Talk Abstract:  Current endeavors towards immersive visual entertainment are still almost entirely based on 3D graphics content, limiting application scenarios to digital, synthetic worlds only. The reason is that in order to provide for stereo vision and ego-motion parallax, two essential ingredients for visual immersion perception, the scene must be rendered in real-time from varying vantage points. While this can be easily accomplished in 3D graphics via GPU rendering, it is not at all straight-forward to do the same from conventional video footage acquired of real-world events. In my talk I will outline different ideas and approaches of how to utilize graphics hardware in conjunction with video in order to import the real world into 3D graphics and HMDs.
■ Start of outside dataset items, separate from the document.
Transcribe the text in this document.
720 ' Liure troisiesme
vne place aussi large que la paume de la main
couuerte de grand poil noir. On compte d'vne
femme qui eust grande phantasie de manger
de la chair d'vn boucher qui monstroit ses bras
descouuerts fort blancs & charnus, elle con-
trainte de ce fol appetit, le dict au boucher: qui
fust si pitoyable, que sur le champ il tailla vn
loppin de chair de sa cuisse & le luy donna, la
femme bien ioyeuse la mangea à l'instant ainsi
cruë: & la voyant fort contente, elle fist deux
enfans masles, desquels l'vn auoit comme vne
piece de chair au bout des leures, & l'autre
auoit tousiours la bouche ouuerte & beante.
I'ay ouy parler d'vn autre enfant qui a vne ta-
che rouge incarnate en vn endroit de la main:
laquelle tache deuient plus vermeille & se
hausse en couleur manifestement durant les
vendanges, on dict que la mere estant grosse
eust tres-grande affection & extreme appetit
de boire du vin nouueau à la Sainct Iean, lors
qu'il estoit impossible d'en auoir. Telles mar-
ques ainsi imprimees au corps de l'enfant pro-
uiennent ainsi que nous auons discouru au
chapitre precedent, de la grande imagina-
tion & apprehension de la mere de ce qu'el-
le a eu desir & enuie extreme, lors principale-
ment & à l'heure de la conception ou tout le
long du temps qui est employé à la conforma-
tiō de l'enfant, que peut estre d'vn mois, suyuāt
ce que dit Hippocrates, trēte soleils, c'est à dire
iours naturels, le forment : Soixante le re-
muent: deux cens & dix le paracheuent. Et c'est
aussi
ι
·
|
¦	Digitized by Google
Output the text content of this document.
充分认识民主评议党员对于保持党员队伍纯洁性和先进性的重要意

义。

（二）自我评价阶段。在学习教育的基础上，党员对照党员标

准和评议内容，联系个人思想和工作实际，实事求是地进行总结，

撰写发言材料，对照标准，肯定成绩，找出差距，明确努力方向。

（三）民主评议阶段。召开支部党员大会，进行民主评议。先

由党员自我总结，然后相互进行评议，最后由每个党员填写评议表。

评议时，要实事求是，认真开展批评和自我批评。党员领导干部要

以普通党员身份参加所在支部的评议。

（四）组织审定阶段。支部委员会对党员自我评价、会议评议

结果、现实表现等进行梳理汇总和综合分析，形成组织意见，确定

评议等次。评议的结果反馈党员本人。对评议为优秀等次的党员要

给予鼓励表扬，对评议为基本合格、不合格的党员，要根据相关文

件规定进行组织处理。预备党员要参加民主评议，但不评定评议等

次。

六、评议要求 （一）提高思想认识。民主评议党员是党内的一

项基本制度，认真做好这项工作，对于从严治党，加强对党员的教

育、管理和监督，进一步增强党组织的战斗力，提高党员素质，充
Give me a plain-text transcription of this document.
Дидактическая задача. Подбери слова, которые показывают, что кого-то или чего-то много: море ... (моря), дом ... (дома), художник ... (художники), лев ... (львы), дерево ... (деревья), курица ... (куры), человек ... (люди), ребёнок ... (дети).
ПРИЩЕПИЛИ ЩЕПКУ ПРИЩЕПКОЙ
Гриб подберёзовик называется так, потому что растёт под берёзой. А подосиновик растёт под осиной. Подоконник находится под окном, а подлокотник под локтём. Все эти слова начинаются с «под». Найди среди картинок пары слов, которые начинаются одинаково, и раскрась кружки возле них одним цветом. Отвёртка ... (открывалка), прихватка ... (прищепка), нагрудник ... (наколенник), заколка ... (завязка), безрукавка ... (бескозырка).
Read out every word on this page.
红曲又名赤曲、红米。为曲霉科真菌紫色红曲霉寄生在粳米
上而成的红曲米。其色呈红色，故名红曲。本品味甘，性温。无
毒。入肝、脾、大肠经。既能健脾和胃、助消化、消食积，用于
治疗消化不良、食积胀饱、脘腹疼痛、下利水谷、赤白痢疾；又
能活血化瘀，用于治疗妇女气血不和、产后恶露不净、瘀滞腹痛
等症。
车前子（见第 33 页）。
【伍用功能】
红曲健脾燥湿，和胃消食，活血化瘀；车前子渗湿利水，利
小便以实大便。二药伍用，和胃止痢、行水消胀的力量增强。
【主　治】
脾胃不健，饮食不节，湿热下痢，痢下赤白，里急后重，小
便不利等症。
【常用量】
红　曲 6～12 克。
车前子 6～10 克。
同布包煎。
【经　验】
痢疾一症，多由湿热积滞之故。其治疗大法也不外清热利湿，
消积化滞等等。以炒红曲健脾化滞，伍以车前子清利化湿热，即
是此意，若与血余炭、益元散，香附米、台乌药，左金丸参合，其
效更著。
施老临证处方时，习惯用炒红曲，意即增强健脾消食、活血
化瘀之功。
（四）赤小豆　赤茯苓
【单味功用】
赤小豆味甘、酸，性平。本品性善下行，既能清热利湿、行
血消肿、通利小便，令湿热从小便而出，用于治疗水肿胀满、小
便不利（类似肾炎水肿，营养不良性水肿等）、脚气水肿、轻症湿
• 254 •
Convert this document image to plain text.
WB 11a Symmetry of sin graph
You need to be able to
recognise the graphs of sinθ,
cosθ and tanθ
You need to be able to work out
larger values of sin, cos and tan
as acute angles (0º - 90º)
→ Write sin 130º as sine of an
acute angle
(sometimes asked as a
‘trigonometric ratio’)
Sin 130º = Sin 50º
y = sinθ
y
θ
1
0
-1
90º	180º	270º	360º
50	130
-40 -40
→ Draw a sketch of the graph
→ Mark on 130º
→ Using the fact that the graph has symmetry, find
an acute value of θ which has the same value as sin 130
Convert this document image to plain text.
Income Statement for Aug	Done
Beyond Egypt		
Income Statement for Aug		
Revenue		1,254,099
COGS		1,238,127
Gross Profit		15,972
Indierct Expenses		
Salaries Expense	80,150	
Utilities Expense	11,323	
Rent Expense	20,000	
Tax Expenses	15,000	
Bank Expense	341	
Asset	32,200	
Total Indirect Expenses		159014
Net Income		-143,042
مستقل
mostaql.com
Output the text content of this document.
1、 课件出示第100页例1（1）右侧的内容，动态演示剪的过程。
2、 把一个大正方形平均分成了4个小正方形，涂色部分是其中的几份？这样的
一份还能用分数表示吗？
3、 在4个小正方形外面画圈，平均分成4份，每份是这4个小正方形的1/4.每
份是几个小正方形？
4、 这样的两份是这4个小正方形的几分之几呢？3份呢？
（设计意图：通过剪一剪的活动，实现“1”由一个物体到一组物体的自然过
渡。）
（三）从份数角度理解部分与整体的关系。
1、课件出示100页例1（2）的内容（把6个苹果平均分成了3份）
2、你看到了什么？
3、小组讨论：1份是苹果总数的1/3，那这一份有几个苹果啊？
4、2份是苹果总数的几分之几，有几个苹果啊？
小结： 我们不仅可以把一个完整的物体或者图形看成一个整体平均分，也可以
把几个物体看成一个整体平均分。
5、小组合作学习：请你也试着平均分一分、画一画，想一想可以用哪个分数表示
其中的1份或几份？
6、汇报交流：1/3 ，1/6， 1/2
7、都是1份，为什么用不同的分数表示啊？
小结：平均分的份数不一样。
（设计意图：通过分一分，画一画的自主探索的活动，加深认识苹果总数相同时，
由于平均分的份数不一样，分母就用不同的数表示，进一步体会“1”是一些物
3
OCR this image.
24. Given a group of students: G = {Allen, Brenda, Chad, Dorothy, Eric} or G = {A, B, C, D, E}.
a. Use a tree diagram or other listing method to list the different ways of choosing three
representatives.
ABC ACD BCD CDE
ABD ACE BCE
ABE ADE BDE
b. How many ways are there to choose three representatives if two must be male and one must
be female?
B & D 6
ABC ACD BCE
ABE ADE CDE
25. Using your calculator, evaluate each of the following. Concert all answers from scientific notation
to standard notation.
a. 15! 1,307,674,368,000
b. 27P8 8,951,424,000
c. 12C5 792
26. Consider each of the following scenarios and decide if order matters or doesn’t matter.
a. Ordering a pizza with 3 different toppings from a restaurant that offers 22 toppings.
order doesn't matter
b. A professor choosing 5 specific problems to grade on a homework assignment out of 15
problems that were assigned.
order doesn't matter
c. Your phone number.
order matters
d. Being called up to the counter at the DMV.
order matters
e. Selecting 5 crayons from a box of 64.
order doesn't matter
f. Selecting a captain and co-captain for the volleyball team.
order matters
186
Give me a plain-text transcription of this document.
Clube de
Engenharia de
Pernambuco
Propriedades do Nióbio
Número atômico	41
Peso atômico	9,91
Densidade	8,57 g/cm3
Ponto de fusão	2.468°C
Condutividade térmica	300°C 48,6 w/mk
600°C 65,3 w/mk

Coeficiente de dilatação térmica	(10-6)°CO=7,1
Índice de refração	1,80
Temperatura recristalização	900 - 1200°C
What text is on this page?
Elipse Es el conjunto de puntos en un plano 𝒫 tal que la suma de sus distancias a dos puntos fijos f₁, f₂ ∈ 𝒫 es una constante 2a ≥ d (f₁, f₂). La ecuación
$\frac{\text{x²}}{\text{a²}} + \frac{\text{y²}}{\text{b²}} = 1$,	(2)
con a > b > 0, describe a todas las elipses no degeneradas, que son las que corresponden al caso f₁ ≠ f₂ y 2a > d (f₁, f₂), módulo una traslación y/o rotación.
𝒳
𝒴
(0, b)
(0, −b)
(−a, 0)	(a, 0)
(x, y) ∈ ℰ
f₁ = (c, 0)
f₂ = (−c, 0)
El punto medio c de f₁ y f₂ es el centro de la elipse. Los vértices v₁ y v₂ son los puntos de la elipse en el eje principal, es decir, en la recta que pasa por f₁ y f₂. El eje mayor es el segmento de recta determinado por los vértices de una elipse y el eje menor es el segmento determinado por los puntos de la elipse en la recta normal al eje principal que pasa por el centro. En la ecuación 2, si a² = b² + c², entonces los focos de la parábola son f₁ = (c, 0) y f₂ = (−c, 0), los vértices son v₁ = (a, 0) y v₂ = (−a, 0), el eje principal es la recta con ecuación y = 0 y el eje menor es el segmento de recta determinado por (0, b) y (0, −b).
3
Biography: Marcus Magnor heads the Computer Graphics Lab of the Computer Science Department at Technische Universität Braunschweig (TU Braunschweig). He received his BA (1995) and MS (1997) in physics from Würzburg University and the University of New Mexico, respectively, and his PhD (2000) in electrical engineering from Erlangen University. For his post-graduate studies, he joined the Computer Graphics Lab at Stanford University. In 2002, he established the Independent Research Group Graphics-Optics-Vision at the Max-Planck-Institut Informatik in Saarbrücken. He completed his habilitation in 2005 and received the venia legendi for computer science from Saarland University. In addition to his full professorship at TU Braunschweig, he holds an appointment as adjunct professor at the Department of Physics and Astronomy of the University of New Mexico, USA. He is alumnus of the Alexander von Humboldt Foundation, a former Fulbright scholar, elected member of the Braunschweigische Wissenschaftliche Gesellschaft,  and laureate of the Wissenschaftspreis Niedersachsen. His research interests concern visual computing, i.e. visual information processing from image formation, acquisition, and analysis to image synthesis, display, perception, and cognition. Areas of research include, but are not limited to, computer graphics, vision, visual perception, image processing, computational photography, astrophysics, imaging, optics, visual analytics, and visualization (research).